The chip's design likely optimizes for low-latency, high-throughput matrix multiplication and attention mechanisms, the dominant operations in transformer inference. By co-designing the silicon with its own model architectures, OpenAI can potentially achieve 3-5x better performance per watt compared to general-purpose GPUs.
Token price reduction is the headline: inference costs currently range from $0.01 to $0.10 per 1K tokens for GPT-4-class models. A custom chip could bring that down to $0.001-$0.005 per 1K tokens, making real-time applications like voice assistants and code generation more accessible.
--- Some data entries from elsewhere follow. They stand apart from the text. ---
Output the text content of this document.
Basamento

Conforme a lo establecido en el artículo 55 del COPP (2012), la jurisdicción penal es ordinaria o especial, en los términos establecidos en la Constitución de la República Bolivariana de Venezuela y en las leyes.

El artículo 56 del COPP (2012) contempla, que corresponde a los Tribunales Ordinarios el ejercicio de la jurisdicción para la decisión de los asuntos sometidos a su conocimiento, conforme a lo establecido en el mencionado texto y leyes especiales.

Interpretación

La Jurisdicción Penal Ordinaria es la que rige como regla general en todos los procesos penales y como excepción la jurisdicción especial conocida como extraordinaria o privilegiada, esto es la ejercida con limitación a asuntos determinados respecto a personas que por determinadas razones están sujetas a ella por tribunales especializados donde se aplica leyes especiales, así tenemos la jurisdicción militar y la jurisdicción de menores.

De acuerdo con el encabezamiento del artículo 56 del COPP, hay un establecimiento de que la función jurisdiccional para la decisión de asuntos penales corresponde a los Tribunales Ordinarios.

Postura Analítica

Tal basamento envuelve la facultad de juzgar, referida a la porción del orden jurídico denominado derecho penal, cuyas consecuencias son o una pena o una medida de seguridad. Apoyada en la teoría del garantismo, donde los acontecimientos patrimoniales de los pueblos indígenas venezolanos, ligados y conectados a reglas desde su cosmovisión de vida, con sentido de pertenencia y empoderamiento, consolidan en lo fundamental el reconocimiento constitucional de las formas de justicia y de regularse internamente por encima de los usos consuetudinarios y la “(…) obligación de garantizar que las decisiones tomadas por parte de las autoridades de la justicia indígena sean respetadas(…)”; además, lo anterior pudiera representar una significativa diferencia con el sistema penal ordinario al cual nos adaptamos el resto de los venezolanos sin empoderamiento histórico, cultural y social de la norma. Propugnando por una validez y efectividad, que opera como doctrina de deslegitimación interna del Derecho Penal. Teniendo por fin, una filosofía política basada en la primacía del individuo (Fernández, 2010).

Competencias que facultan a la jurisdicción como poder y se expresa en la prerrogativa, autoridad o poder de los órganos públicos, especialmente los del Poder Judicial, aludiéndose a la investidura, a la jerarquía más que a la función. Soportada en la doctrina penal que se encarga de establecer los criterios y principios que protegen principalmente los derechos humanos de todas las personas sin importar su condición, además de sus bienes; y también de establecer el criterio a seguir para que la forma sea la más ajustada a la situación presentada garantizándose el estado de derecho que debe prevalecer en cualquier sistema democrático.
However, the chip is still in development. No tape-out date or production timeline has been disclosed. Broadcom's typical ASIC cycle is 18-24 months from design to volume shipments.
The Competitive Landscape
OpenAI isn't alone in this move. Google has its TPU series, Amazon has Trainium and Inferentia, and Microsoft is rumored to be developing its own AI chip. The difference: OpenAI's chip is explicitly for inference, not training, reflecting the company's bet that inference demand will outpace training demand as models mature.
Risks and Caveats
Custom ASICs carry significant risk. Design errors can delay projects by months. Software stack maturity is critical; OpenAI will need to build or adapt its runtime (Triton, CUDA alternatives) to the new hardware. And Broadcom's ASIC business has faced supply chain constraints in previous quarters.
Despite these risks, the signal is clear: OpenAI sees inference cost as the bottleneck to scaling its business. A custom chip is the most direct path to solving it.
Key Takeaways
- OpenAI and Broadcom are co-developing a custom AI inference chip that could cut token prices by an order of magnitude, per @mweinbach.
- The chip targets inference workloads, not training, and aims to reduce dependency on Nvidia.
What to watch
Watch for OpenAI to disclose tape-out or production milestones in its quarterly earnings calls or blog posts. A public benchmark showing token price per 1K tokens on the new chip versus GPT-4o on H100 would be the first concrete signal of cost reduction. Also watch for Nvidia's response: a custom inference SKU or price cut on the B200.